Attribute	Description
maxListFileNames	Optional. The maximum number of names that are collected when scanning a directory on the protocol file server for file names. The default is 999999999.
maxListDirectoryLevels	Optional. The maximum number of directory levels on the protocol server to recursively scan for file names. The default is 1000.
maxReconnectRetry	Optional. The maximum number of times a protocol server tries to reconnect before the protocol bridge agent stops trying. The default is 2.
reconnectWaitPeriod	Optional. The time period, in seconds, to wait to before attempting to reconnect. The default is 10 seconds.
maxSessions	Optional. The maximum number of sessions for the protocol server. This number must be greater than or equal to the sum of the maximum number of source and destination transfers for the protocol bridge agent. The default is the sum of the values for the agent properties maxSourceTransfers, maxDestinationTransfers, and maxCommandHandlerThreads, plus 1. If these three properties are using their default values of 25, 25, and 5, the maxSessions default is then 56.
socketTimeout	Optional. The socket timeout in seconds. The value of this attribute is used during file streaming. The default is 30 seconds.
maxActiveDestinationTransfers (global property)	Optional. Used to specify the global value, to limit the number of active transfers for each destination *ftp* endpoint. This is a non-zero positive integer with a minimum value of 0 and a maximum value of 1. maxActiveDestinationTransfers requires the use of an AttributeName.
maxActiveDestinationTransfers (individual server level)	Optional. Used to specify the limit of the number of active transfers for each destination *ftp* endpoint. This is a non-negative integer. This property can be utilized by any of the three servers, and if specified, this value overrides the global value of maxActiveDestinationTransfers for that endpoint server. The value of this property cannot exceed the value of maxDestinationTransfers. If you exceed this value, the protocol bridge agent assumes that this value is not set and processes the managed transfers in the standard existing flow.
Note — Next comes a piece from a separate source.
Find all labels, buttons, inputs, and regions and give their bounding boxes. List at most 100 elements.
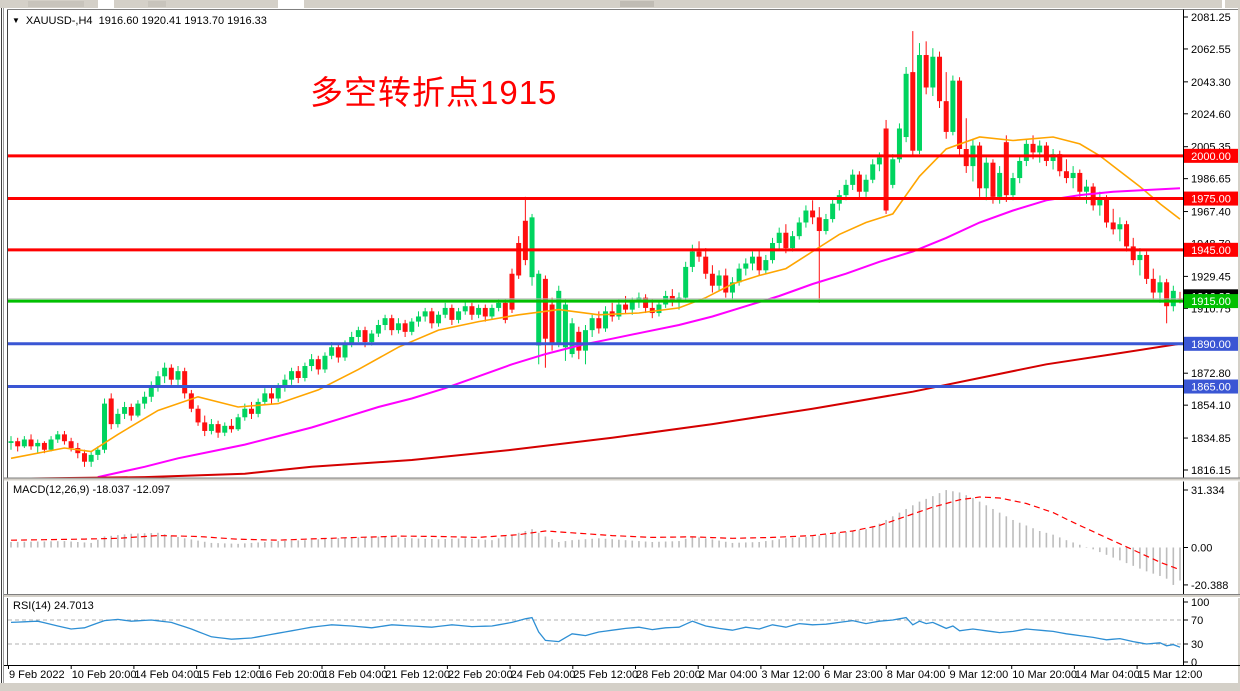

Message BFGSS0088W is logged in the output0.log file. Attention: It is possible to over commit the new maxActiveDestinationTransfers properties. That is, you can have the sum of maxActiveDestinationTransfers for all the endpoints greater than the value of maxDestinationTransfers. You must consider whether this feature is appropriate for your enterprise.
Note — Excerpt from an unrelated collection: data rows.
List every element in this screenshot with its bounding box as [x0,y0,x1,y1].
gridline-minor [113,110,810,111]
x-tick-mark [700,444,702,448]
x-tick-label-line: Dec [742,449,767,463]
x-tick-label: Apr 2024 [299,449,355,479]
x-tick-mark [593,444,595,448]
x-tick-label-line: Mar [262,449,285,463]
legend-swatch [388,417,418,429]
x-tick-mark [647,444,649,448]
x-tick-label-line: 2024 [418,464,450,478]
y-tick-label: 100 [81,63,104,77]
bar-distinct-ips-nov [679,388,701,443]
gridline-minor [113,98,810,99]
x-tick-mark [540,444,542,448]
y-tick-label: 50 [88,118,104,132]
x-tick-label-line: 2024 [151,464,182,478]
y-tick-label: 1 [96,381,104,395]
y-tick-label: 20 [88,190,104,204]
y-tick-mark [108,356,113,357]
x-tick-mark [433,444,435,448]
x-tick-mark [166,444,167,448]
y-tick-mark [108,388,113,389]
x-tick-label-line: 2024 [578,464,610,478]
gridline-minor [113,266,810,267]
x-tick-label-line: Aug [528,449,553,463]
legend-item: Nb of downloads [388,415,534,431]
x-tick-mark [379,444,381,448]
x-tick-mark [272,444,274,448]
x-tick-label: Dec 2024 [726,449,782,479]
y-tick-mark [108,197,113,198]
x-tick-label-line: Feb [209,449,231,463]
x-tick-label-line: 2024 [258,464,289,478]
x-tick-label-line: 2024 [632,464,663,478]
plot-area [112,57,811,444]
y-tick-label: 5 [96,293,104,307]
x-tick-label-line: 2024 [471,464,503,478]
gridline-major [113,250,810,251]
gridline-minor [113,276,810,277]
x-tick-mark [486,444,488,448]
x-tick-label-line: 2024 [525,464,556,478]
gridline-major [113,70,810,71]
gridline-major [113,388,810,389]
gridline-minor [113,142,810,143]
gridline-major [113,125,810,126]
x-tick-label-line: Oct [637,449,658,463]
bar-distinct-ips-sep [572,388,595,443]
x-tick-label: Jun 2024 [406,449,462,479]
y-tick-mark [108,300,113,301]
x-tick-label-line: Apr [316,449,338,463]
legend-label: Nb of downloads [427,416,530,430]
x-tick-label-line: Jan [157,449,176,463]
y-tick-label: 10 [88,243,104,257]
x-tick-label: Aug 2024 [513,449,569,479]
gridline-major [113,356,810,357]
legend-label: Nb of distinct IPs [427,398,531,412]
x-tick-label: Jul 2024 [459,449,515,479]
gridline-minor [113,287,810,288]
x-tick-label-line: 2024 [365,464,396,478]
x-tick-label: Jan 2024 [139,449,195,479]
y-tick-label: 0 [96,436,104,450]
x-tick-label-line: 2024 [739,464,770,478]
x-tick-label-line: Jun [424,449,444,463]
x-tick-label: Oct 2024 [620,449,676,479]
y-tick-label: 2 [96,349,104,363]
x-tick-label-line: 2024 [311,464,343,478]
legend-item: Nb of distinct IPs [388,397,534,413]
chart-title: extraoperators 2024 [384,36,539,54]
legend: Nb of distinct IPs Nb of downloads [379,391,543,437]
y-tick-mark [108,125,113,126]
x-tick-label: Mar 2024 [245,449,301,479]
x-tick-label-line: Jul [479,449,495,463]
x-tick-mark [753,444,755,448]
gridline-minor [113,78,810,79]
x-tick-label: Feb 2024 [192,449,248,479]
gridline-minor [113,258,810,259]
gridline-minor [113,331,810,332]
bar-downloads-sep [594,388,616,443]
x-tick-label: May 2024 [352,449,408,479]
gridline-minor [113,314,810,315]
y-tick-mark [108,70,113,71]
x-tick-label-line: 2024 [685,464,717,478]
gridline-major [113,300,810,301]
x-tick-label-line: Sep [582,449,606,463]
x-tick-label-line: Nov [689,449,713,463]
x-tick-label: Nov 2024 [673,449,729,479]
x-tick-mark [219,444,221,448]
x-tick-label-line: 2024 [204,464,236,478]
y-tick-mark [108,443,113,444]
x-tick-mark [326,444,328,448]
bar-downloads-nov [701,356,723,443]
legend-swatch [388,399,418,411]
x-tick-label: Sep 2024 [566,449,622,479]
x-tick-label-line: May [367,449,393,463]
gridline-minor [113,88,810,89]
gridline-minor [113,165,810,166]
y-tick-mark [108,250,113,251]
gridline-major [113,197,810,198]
failTransferWhenCapacityReached (global property)	Optional. This is a non-zero positive integer with a minimum value of 0 and a maximum value of 1. failTransferWhenCapacityReached requires the use of an AttributeName. Applies to both maxDestinationTransfers and maxActiveDestinationTransfers and can be used to specify whether to fail a protocol bridge agent transfer in the following cases: When the total number of active transfers for an endpoint server exceeds the maxDestinationTransfers count, the two possible conditions are: failTransferWhenCapacityReached = false Takes the standard existing route of handling the managed transfers. failTransferWhenCapacityReached = true Fails the transfer if the total number of active transfers is greater than maxActiveTransfers When the total number of active transfers for an endpoint server exceeds the maxActiveDestinationTransfers count, the two possible values are: failTransferWhenCapacityReached = false The default value which applies if maxActiveDestinationTransfers is not set. Once the number of active transfers for an endpoint server exceeds the maxActiveDestinationTransfers value, the next managed transfer to that particular endpoint server is rejected and moved to a new state called WaitingForDestinationFileServerCapacity by the protocol bridge agent. Source agents then handle this state in the same way as they currently do for managed transfers that go into a WaitingForDestinationCapacity state; that is, wait for a period of time before contacting the destination agent again. failTransferWhenCapacityReached = true Once the number of active transfers for an endpoint server exceeds maxActiveDestinationTransfers value, the next managed transfer to that particular endpoint server is rejected and marked as failed by the protocol bridge agent.